Namu Kroupa, David Yallup, Will Handley et al.

Using a fully Bayesian approach, Gaussian Process regression is extended to include marginalisation over the kernel choice and kernel hyperparameters. In addition, Bayesian model comparison via the evidence enables direct kernel comparison. The calculation of the joint posterior was implemented with a transdimensional sampler which simultaneously samples over the discrete kernel choice and their hyperparameters by embedding these in a higher-dimensional space, from which samples are taken using nested sampling. Kernel recovery and mean function inference were explored on synthetic data from exoplanet transit light curve simulations. Subsequently, the method was extended to marginalisation over mean functions and noise models and applied to the inference of the present-day Hubble parameter, $H_0$, from real measurements of the Hubble parameter as a function of redshift, derived from the cosmologically model-independent cosmic chronometer and $Λ$CDM-dependent baryon acoustic oscillation observations. The inferred $H_0$ values from the cosmic chronometers, baryon acoustic oscillations and combined datasets are $H_0= 66 \pm 6\, \mathrm{km}\,\mathrm{s}^{-1}\,\mathrm{Mpc}^{-1}$, $H_0= 67 \pm 10\, \mathrm{km}\,\mathrm{s}^{-1}\,\mathrm{Mpc}^{-1}$ and $H_0= 69 \pm 6\, \mathrm{km}\,\mathrm{s}^{-1}\,\mathrm{Mpc}^{-1}$, respectively. The kernel posterior of the cosmic chronometers dataset prefers a non-stationary linear kernel. Finally, the datasets are shown to be not in tension with $\ln R=12.17\pm 0.02$.

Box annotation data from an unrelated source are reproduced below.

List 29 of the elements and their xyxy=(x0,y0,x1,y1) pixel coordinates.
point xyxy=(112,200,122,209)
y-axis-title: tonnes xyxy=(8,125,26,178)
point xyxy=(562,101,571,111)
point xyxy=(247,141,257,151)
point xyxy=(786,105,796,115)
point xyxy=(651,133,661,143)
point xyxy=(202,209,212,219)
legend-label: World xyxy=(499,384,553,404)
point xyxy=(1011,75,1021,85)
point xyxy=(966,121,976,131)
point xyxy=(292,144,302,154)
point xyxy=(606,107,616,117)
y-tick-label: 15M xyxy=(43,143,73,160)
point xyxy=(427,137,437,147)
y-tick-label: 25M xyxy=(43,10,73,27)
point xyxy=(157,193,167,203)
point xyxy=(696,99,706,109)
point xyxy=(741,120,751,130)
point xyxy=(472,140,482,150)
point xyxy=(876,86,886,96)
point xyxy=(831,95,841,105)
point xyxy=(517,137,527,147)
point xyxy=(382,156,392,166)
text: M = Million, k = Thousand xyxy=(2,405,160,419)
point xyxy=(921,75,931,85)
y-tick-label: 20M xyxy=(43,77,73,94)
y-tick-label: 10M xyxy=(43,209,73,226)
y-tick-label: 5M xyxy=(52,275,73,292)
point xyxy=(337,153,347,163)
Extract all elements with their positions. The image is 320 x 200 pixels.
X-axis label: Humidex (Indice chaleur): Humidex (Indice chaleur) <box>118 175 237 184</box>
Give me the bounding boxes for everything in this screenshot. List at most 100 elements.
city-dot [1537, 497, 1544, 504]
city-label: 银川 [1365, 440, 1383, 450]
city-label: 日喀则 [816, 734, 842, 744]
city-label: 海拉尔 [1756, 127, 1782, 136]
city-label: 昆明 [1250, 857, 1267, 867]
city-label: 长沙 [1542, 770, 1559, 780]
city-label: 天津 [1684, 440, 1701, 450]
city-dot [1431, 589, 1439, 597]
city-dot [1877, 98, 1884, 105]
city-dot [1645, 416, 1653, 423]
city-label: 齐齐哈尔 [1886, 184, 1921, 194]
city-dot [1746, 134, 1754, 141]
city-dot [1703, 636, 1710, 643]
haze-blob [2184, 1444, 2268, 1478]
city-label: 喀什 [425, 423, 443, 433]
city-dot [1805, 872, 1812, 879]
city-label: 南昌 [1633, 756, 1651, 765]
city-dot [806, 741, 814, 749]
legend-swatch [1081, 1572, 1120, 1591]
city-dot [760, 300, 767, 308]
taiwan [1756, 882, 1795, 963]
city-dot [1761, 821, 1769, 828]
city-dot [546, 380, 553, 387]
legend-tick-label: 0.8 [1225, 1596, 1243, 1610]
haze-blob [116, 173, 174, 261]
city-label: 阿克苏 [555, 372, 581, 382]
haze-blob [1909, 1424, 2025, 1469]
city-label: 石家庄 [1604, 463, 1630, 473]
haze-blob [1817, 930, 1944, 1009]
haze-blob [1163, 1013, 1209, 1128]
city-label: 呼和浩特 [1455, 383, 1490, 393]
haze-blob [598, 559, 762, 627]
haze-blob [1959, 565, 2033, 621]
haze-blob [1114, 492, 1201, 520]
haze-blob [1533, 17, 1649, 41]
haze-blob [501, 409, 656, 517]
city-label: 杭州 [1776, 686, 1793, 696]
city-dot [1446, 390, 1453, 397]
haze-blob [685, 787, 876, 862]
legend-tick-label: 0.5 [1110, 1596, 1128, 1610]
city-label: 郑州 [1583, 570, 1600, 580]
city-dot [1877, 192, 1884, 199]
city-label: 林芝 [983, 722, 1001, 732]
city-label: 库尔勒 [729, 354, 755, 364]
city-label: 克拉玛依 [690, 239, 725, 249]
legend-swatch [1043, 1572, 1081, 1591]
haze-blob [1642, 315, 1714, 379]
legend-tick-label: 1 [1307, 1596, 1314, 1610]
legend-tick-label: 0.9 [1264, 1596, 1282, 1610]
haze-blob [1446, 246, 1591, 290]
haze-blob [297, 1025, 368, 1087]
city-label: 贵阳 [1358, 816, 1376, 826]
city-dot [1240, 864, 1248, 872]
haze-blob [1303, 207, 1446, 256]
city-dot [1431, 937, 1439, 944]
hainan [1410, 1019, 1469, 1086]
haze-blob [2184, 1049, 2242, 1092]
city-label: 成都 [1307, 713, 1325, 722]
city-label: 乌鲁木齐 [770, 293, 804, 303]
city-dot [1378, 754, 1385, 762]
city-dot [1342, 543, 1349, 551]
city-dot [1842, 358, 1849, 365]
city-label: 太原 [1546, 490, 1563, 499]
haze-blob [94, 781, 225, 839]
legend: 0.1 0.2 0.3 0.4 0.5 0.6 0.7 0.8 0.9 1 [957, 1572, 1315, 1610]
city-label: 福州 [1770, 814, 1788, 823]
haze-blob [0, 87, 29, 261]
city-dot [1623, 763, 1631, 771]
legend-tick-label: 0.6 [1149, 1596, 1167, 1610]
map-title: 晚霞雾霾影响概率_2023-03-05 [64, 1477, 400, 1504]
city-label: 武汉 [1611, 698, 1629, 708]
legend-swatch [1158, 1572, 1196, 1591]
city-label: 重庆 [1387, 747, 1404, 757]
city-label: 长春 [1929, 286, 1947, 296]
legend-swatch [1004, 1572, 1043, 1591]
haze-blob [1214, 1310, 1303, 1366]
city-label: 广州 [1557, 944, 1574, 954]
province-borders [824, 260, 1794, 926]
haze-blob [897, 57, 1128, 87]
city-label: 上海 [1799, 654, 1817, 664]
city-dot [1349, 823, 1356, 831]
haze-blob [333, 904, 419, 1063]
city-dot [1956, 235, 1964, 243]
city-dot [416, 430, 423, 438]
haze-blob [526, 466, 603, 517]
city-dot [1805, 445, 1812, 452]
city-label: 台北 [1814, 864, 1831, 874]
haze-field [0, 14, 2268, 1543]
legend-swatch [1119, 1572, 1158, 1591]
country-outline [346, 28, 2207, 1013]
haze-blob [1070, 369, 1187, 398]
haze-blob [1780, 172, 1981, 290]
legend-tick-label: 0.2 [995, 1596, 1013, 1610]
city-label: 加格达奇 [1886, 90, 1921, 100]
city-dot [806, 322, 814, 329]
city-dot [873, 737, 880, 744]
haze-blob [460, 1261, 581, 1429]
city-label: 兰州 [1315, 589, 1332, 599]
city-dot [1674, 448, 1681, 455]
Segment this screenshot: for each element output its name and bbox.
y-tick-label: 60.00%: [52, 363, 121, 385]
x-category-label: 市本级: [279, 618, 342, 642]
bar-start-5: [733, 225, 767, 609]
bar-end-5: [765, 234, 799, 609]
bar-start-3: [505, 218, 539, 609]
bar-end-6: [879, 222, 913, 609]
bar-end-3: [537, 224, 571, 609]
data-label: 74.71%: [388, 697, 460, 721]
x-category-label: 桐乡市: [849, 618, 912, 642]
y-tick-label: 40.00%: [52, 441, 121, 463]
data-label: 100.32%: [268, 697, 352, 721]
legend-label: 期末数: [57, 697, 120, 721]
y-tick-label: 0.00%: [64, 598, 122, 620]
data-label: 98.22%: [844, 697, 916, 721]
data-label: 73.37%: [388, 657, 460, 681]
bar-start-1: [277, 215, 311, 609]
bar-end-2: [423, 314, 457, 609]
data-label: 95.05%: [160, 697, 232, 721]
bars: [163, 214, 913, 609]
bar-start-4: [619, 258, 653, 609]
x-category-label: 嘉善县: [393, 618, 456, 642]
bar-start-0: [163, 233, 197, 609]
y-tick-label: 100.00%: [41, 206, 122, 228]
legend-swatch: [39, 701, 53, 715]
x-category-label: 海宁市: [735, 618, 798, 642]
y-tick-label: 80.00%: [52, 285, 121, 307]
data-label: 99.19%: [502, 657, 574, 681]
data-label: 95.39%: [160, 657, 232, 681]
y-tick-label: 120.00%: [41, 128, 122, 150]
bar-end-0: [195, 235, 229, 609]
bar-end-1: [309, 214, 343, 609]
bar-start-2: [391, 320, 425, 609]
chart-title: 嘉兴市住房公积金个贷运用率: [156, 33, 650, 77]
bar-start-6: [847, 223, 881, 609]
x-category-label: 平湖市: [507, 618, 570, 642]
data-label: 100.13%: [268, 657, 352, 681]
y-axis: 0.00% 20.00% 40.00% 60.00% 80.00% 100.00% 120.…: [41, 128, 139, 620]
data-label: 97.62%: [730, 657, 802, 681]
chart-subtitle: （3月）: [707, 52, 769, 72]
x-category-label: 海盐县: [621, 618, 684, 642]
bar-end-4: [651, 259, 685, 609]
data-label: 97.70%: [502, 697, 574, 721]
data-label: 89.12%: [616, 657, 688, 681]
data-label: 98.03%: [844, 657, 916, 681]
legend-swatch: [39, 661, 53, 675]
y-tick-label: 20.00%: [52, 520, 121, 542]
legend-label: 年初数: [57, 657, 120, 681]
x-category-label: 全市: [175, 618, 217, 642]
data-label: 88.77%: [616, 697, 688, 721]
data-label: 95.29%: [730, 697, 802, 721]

Toby Lovick, David Yallup, Will Handley

We present Automatic Laplace Collapsed Sampling (ALCS), a general framework for marginalising latent parameters in Bayesian models using automatic differentiation, which we combine with nested sampling to explore the hyperparameter space in a robust and efficient manner. At each nested sampling likelihood evaluation, ALCS collapses the high-dimensional latent variables $z$ to a scalar contribution via maximum a posteriori (MAP) optimisation and a Laplace approximation, both computed using autodiff. This reduces the effective dimension from $d_θ+ d_z$ to just $d_θ$, making Bayesian evidence computation tractable for high-dimensional settings without hand-derived gradients or Hessians, and with minimal model-specific engineering. The MAP optimisation and Hessian evaluation are parallelised across live points on GPU-hardware, making the method practical at scale. We also show that automatic differentiation enables local approximations beyond Laplace to parametric families such as the Student-$t$, which improves evidence estimates for heavy-tailed latents. We validate ALCS on a suite of benchmarks spanning hierarchical, time-series, and discrete-likelihood models and establish where the Gaussian approximation holds. This enables a post-hoc ESS diagnostic that localises failures across hyperparameter space without expensive joint sampling.

David Yallup

High-dimensional multimodal sampling problems from lattice field theory (LFT) have become important benchmarks for machine learning assisted sampling methods. We show that GPU-accelerated particle methods, Sequential Monte Carlo (SMC) and nested sampling, provide a strong classical baseline that matches or outperforms state-of-the-art neural samplers in sample quality and wall-clock time on standard scalar field theory benchmarks, while also estimating the partition function. Using only a single data-driven covariance for tuning, these methods achieve competitive performance without problem-specific structure, raising the bar for when learned proposals justify their training cost.